By Pat Kelly - 04th Jun 2020

Well, it took long enough but finally, pharmacists have ‘arrived’ on the world stage. Never mind prescribing powers or the reversal of FEMPI — pharmacists in the NHS have been shot to stardom via their inclusion in the latest version of Top Trumps cards.

As one of the more interesting Covid-19 related press releases I’ve received over the past couple of months, this one gave me a wry smile. It states that this new edition “… lauds and applauds those key and essential workers who have saved Britain during the pandemic… from doctors and nurses, to less high-profile professions such as pest controllers, midwives and sea merchants. Politicians, who are depicted on the Top Trumps card by Boris Johnson, and journalists are included too.”

Please, don’t let the fact that they have included journalists and pest controllers deter you from basking in the glory. No doubt you have had to do some impromptu ‘pest control’ in the pharmacy yourself over the past weeks and months.

Binmen and binwomen are named as the most stylish of all the key and essential workers “because of their fluorescent and neon clothing, which is all the fashion rage at the moment”.

Politicians score 1/10 in the style section, while teachers don’t do much better, at 2/10. Religious and spiritual workers are cited as the ‘Oldest professions’. That’s debatable, but not a topic to be covered in a family-oriented magazine such as this one.

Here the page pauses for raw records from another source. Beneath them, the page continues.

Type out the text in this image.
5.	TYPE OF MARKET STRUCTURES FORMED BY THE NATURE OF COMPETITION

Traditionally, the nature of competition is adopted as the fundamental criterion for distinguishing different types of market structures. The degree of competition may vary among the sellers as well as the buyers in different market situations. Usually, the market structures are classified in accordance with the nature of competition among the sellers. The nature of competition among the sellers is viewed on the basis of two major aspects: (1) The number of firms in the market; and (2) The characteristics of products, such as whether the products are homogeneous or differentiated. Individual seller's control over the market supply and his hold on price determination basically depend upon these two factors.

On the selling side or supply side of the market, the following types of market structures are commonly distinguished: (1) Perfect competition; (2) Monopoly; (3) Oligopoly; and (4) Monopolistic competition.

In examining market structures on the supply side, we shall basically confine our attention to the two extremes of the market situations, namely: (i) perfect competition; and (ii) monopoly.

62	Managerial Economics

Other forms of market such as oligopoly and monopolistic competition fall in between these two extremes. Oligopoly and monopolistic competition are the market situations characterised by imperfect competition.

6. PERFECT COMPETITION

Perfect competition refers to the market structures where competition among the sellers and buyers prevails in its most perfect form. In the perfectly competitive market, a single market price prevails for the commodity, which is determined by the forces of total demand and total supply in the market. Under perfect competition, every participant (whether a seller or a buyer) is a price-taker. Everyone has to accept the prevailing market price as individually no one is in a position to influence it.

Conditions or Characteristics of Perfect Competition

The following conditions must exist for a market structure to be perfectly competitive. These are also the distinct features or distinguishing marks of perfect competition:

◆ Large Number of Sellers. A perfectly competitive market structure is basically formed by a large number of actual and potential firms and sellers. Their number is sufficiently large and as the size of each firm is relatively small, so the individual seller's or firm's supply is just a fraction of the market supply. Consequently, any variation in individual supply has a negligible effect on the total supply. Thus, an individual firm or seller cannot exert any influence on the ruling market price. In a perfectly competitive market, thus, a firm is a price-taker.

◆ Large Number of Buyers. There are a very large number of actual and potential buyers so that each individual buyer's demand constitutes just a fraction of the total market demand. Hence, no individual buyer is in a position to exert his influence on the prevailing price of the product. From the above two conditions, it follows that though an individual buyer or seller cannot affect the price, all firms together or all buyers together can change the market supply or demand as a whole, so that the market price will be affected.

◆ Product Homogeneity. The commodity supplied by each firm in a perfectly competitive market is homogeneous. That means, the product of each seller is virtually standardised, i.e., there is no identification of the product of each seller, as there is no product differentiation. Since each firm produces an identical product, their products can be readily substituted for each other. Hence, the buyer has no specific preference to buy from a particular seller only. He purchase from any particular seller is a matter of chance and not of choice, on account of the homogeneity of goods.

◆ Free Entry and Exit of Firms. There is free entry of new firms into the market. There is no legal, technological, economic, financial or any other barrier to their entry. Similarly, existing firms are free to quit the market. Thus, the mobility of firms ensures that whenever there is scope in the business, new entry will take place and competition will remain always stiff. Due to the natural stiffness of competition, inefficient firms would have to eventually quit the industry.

I hope this has given you some light relief and a little food for thought on some potential stocking-fillers for the Christmas season (the Christmas ads will be ramping-up as soon as this crisis abates). Perhaps the cards will help you in priming your little ones for a career in pharmacy, if that’s what you want for them, or perhaps it’s a case of ‘Mamma, don’t let your babies grow up to be cowboys… cowboys ain’t easy to love and they’re harder to hold…’ 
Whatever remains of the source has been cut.